These Oldies Are Goodies

Some traditional companies shine

Many investors have been so preoccupied with technology stocks that they've overlooked another place with big investment potential. It's called the Old Economy. Often with little fanfare, formerly stodgy industrial and service businesses are successfully redefining themselves using the tools of the New Economy. Deregulation, for example, is allowing once-sleepy energy and phone companies to enter zippy new markets. The Internet is enabling all sorts of old-line companies to broaden their customer base and purchase supplies more efficiently. Meanwhile, technological innovations are letting lumbering manufacturers become nimble on the factory floor.

For proof, look no further than Houston's Enron Corp. (ENE) Thanks to sweeping deregulation of the utility industries, the onetime natural-gas pipeline company has recast itself as a highly profitable provider of energy and telecom services. Ten years ago, all of Enron's earnings came from gas pipeline operations and oil and gas exploration. Now, however, these traditional endeavors generate just 20% of the company's $1.2 billion in annual earnings. The other 80% comes largely from the trading of commodities that include oil, natural gas, electricity, and even broadband capacity. Its year-old EnronOnline has handled more than $150 billion in trades, making it the world's largest e-commerce site.

GOING UP. In the past year, Enron's stock price has more than doubled, to 73.06, with shares trading at a lofty 44 times estimated 2001 earnings. "Enron has had a great run," says Oscar A. Castro, manager of the Montgomery Global Communications Fund. "But it's still a good long-term investment." Another fan, Christopher J. Wolfe, equity strategist at J.P. Morgan & Co.'s private client group, expects Enron's share price to hit 100 during the next six months, as the company sees rising trading profits from volatile energy markets and rapid expansion of online trading.

Elsewhere, local phone companies are dialing up new opportunities in the long-distance market. In December, 1999, Verizon Communications (VZ), formerly Bell Atlantic Corp. (BEL), became the first regional phone company to win government approval to offer long-distance service. It has since lured more than 1 million long-distance customers in New York State. Similarly, SBC Communications Inc. (SBC), based in San Antonio, has signed up 1 million customers in Texas since July. Atlanta's BellSouth Corp. (BLS) figures to enter the market in the first half of 2001.
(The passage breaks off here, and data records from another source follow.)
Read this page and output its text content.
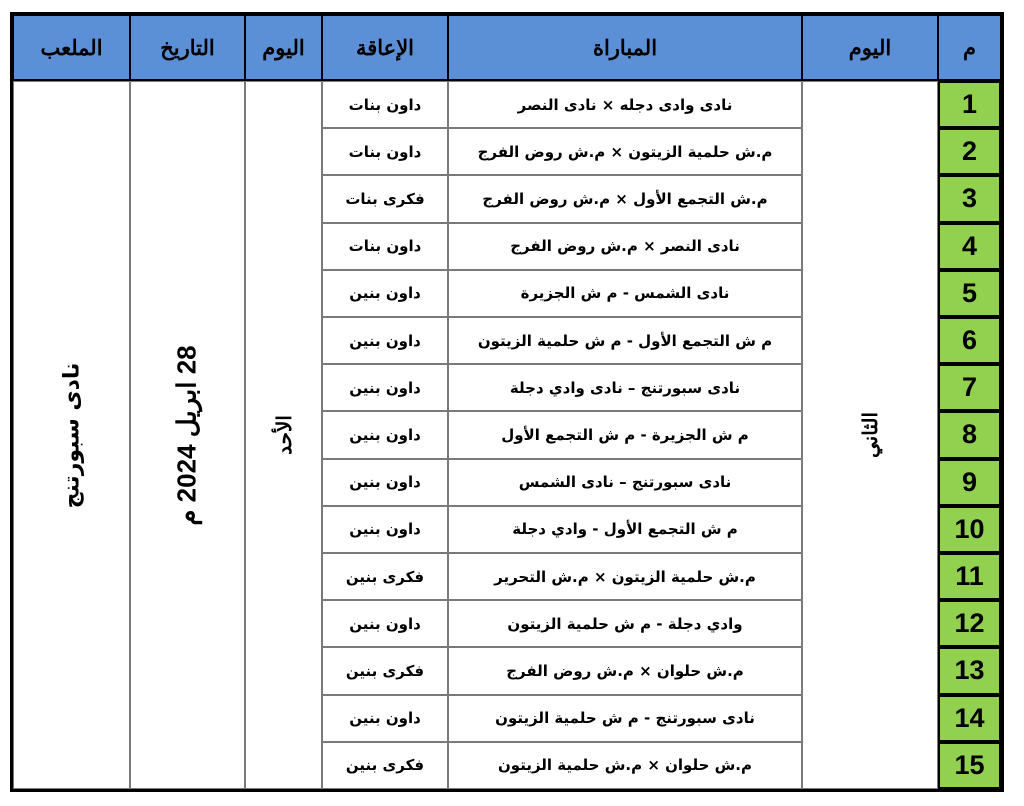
الملعب	التاريخ	اليوم	الإعاقة	المباراة	اليوم	م
نادى سبورتنج
28 ابريل 2024 م
الأحد	الثاني
داون بنات	نادى وادى دجله × نادى النصر	1
داون بنات	م.ش حلمية الزيتون × م.ش روض الفرج	2
فكرى بنات	م.ش التجمع الأول × م.ش روض الفرج	3
داون بنات	نادى النصر × م.ش روض الفرج	4
داون بنين	نادى الشمس - م ش الجزيرة	5
داون بنين	م ش التجمع الأول - م ش حلمية الزيتون	6
داون بنين	نادى سبورتنج – نادى وادي دجلة	7
داون بنين	م ش الجزيرة - م ش التجمع الأول	8
داون بنين	نادى سبورتنج – نادى الشمس	9
داون بنين	م ش التجمع الأول - وادي دجلة	10
فكرى بنين	م.ش حلمية الزيتون × م.ش التحرير	11
داون بنين	وادي دجلة - م ش حلمية الزيتون	12
فكرى بنين	م.ش حلوان × م.ش روض الفرج	13
داون بنين	نادى سبورتنج - م ش حلمية الزيتون	14
فكرى بنين	م.ش حلوان × م.ش حلمية الزيتون	15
EASY SELL. Claude C. Cody IV, a senior portfolio manager at AIM Advisors Inc., holds shares of all three because he thinks long distance will be an easy sell. He notes that the Bells pitch to established customers, own their lines, and have support services, such as billing, in place. "It's a fairly low-cost market for the Bells to enter," adds Megan Kulick, an analyst at Merrill Lynch & Co. Over the next five years, Kulick expects the Bells to expand earnings at a 12%-to-15% annual clip, with long-distance service accounting for about 1.5 percentage points of that gain. She sees Verizon, SBC, and BellSouth notching stock price gains of as much as 42% over the next 12 months.

Allstate Corp. (ALL) is among the old-line businesses harnessing the power of the Internet. The nation's second-largest car and home insurer has traditionally sold its products through a network of 14,000 agents. In the past year, however, Allstate has begun selling insurance over the Web. Forrester Research Inc. projects that $13.1 billion worth of auto and homeowner's insurance will be sold online in 2004, up from some $1.7 billion this year. In addition, Allstate is hawking insurance over the phone. These moves have reduced the need for back-office personnel, allowing Allstate to cut 4,000 jobs, representing 10% of its nonagent workforce. Allstate hopes to double its tepid 4% revenue growth through both Web and phone sales.

Allstate's shares, at 44, have risen 78% so far this year, but J.P. Morgan's Weston M. Hicks is keeping his buy rating. There's a risk, he admits, that Allstate could flub the new strategy. But Hicks doesn't expect that to happen. "Management is very focused and determined to win," he says.

Other kinds of technological innovations, such as computer-assisted design tools, are helping aircraft manufacturer Boeing Co. (BA) ramp up profitability. In the past year, its shares have gained 79%, thanks to robust demand for jets from leasing companies and Asian airlines. But next year, commercial aircraft orders are expected to fall as much as 40%, a casualty of steep fuel prices and a faltering economy. Still, over the next 12 to 18 months, Pierre A. Chao, an analyst at Credit Suisse First Boston, sees Boeing's stock climbing from its recent 69.94 to 100. He reasons that the drive for efficiency will keep earnings growing at an average 15% annual pace over the next three years, even if airline orders fall.

Old-line companies that, like Boeing, learn new tricks stand a better chance of holding their own in a slowing economy.